第20章 美好
人从小到大都在追求更好。物质上的,精神上的。有追求是好事,生活才有动力。
人的欲望又是无尽的,不可满足的。就像“更好”这个字眼一样,只是一个形容词,并没有标准。
这个标准只可自己来设定,而且只有那些有自知之明的人才会把这些标准定做得像衣服一样合适。否则这些个所谓的“标准”也只是自寻烦恼。
保持人间清醒才能今天有收获,明天有希望!
那些个热血澎湃的少年有几个会守住那“五彩斑斓”的诱惑。
在家的状态是懒散的,上瘾的。由于换了学校跟本村同学的交集更少了,甚至属于宅在家里了。内向寡言的我不善于交际,也没能留住几个称心的伙伴,现在又不在一起了,应该没几个人想得起来村里还有一个我,所以宅的悠闲。
除了在家肆无忌惮的看电视,就是帮爷爷做饭。一段时间他看我老是待在家里无所事事,有些反感,就常常把我拉到地里面干农活。也会经常在田地里给我讲一些他的专业知识。
爷爷是经历过苦难的人,而那些苦难就成了我们的日常谈资。现在顿顿能吃饱饭对于爷爷这辈子的农民来说是社会对他们最大的安慰了吧。而且他也一直秉持着农民的优良传统。日出而作,日落而息,不曾向生活请过假,也不曾抱怨过生活的困苦。即使阴天下雨也会披上雨衣去逛逛那些他奋斗了一辈子的土地,乐此不疲。
他是尽责的。有他在的田地里面不会有杂草,即使田间岸头的石缝里也是不允许的。有他在那些个通往田地的小路也不会被荒草淹没。可惜,那一辈人过去了,感到失望的是那些失去悉心照看的土地,如同失去母亲的孩子一般伤心吧。
他们那代人是深沉的,坚强的,任由岁月刻满皱纹不曾懈怠。他们那代人是有信仰的,像土地崇拜阳光一样坚定。他们那代人是值得珍惜的,那种面朝黄土背靠阳光的精神不该随着他们的退出被遗忘。可爱,纯洁的一代人。
周六下午俩点左右,爷爷喊醒午睡中的我,让我一起跟着去翻地。他起来照例倒上一碗开水,等我起来后收拾妥当后正好喝完,然后爷俩一人抗一把镢头出门了。下午的太阳还挺大,不一会小褂就有点被汗水沁透的感觉,头顶太阳些许烦躁。
这是一片谷地,有五分地左右,爷爷已经在这里翻了好多天了,当我踏上去的时候还剩下了三分之二。那时机械设备不多,大多人工服务,一镢头一镢头翻出来的。这时的我还没干活就已经汗流浃背了,深深体会了一把“汗流禾下土”。

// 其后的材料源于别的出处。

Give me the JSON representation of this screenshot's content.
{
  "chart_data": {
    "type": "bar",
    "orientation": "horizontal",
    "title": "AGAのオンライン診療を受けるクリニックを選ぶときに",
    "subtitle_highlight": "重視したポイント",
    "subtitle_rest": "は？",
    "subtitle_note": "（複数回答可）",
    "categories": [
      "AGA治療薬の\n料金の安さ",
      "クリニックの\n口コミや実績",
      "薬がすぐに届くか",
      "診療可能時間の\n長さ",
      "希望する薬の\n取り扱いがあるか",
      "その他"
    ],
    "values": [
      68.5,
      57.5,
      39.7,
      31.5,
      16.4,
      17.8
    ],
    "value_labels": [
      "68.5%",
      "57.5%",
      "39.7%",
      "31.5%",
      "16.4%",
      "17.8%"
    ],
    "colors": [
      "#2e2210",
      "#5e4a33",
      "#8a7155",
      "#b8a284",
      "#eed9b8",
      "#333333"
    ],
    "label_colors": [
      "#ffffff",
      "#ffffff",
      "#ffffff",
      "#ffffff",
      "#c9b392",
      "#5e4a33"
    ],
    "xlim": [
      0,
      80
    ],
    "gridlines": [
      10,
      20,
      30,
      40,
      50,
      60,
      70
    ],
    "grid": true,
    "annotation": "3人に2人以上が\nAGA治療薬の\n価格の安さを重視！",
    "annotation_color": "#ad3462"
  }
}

此时的爷爷不急着干活,先是把岸头上掉落下来的石头捡起来重新摆好,顺便把那些个岸头上刚露头的小草无情的薅掉。待到田地周围收拾妥当后才慢悠悠的开始挥动那把用不知道多少年的工具。
就这样一老一幼头顶骄阳在农田里耕耘。农田西头有一棵柿子树,树上的柿子已经被喜鹊等飞禽吃的差不多了,仍有一些牢牢的挂在树上。听爷爷说,这些剩下的果实是鸟儿过冬的保障。就这样俩人一边干活一边叨叨,渐渐的日落西山……
天渐渐凉爽了起来,爷爷在后面平整新刨的土地。我喊爷爷该回家吃饭了,爷爷应了声加快了手里的动作。
地里的活告一段落,爷爷在地头找了个石头坐了下来,开始清理工具了。找了个小石头把镢头上的土一点点的刮下来,再找个石头磕俩下,把细小的灰尘也给震下来。我就是工欲善其事,必先利其器吧。我也跟着做了一遍,把自己用的农具清理下。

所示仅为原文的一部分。